Sunday, July 12, 2015

2 years to the Day

Here I am almost 2 years to the day of my last post. I am sitting at the same park at the same splashpad with the same two people (my two kids).  Much the same crowd of people gathered to enjoy this summer day.  The mother of four unruly boys who has given up any hope of control and is letting them run wild.  The mom and dad with a darling little boy, who is squirting all of the parents with his water gun.  The prissy mom in full on Sunday dress who is prancing around, on the pad, trying not to get wet.  The person who I am the most interested is a little boy, probably only 1.  He is stumbling through the splash pad with his Grandma following close behind.  What interest me is his reaction to the water.  He stumbles toward a water jet, or fountain squirt with his hands held up and a huge grin on his face.  As he pushes through the water his expression changes.  He comes out the other side with a look of shock, in a bit of a hurry.  Undoubtedly he feels the sharp coldness of the water.  Several times he moves so fast that he looses his balances, plopping to the ground on his bottom.  He touches the water, trying to grab it, and looks really perplexed.  "What the heck is this stuff?" he seems to be asking.  He reminds me of how we go through life.  We look ahead and think we understand what is in our future.  Confident in our assessment we charge on, only to be shocked at the coldness of reality and left wondering how it all happened.  Finally we hit the ground, scratching our heads.  We reach out and attempt to grasp the complex issues before us.  All of us do it.  Countries do it.  Churches do it.  Families do it.  The good news is what that little guy lacks in life experience he matches in tenacity.  Up he goes and charges into the next barrage of water, arms up and wonder in his eyes.  That's really what we all do.  We don't give up.  It's important.

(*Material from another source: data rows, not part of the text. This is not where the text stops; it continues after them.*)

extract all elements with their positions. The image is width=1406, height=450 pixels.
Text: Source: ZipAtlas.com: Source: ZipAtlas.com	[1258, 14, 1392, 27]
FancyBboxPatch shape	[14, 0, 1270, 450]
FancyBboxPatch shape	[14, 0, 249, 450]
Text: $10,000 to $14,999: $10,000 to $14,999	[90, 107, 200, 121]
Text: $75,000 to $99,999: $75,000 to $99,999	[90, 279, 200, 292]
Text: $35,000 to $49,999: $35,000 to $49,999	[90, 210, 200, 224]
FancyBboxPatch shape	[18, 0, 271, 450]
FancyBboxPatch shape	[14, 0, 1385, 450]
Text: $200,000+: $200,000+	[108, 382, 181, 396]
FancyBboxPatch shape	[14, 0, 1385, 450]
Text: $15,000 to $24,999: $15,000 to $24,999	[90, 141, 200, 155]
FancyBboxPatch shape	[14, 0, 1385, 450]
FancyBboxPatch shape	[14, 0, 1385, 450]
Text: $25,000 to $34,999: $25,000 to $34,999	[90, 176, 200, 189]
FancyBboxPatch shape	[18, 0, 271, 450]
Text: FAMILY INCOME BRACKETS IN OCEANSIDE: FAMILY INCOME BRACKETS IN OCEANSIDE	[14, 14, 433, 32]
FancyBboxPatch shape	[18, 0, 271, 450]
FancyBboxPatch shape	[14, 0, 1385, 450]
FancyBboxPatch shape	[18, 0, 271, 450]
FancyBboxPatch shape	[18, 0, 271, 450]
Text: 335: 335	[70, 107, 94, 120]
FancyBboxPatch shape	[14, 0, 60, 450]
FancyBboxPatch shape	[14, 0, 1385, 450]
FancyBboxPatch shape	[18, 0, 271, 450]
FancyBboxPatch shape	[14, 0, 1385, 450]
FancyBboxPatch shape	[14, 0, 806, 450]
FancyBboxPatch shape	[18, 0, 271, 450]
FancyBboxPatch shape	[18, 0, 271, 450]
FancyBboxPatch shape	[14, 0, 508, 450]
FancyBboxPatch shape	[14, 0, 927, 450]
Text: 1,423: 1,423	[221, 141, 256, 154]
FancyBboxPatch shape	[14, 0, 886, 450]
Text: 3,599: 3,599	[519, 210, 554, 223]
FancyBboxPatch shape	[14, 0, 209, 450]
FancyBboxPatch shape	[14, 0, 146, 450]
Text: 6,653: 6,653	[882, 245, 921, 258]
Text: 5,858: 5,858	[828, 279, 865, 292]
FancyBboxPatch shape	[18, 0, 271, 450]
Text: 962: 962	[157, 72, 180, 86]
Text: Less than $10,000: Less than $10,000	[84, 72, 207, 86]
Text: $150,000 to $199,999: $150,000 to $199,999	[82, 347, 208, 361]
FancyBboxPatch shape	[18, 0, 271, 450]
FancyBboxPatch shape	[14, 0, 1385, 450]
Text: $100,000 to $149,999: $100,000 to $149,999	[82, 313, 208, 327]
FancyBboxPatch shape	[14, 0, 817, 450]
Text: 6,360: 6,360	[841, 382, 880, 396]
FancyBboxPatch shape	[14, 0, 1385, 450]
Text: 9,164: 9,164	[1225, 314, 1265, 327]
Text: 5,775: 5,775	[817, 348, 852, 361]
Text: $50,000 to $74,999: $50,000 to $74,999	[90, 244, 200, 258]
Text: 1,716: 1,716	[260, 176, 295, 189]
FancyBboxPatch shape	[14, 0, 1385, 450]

As I look around and see the mother of four unruly boys, or the prissy family in the splashpad trying to stay dry, or the mom and dad with the darling little scamp squirting everyone in the face, I realize that we are really in this together.  It doesn't do any good to come at it any other way.  Once we can accept this fact, the anger and competition of life melts away.  We are all in this together.  Let's raise our hands and charge into the water and see if we can come out the other side together.

Thursday, July 11, 2013

Good Day.  I started this blog to clear my head and put in writing the blurbs and chunks that are my thought.  This should serve several purpose.
1.  Sanity check - should help me to maintain a simple system of checks and balances.
2. Invention - maybe I have come up with some great idea and don't know it, this will save me (society and possibly the world) from missing out.
3. Better out than in - my mom says this.  It doesn't apply evenly across all subject matter for instance.  Compare burping to crude speech and expletives.  While both make you feel better when you get them out, neither help you.  Of course you could say that burps could be let out discreetly but really we let's not split hairs.  You feel better after letting loose with either so maybe to the unincumbered soul everything is better out than in.  Either way this should help with reason 1 (see above) so there you go, a mother's wisdom.

Hopefully this helps you understand my reasoning.  I hope to live to a ripe old age.  That being said I can't help but wonder what I'll be like when I'm that old and also what life will be like.  How do we as a society survive and get from here to there.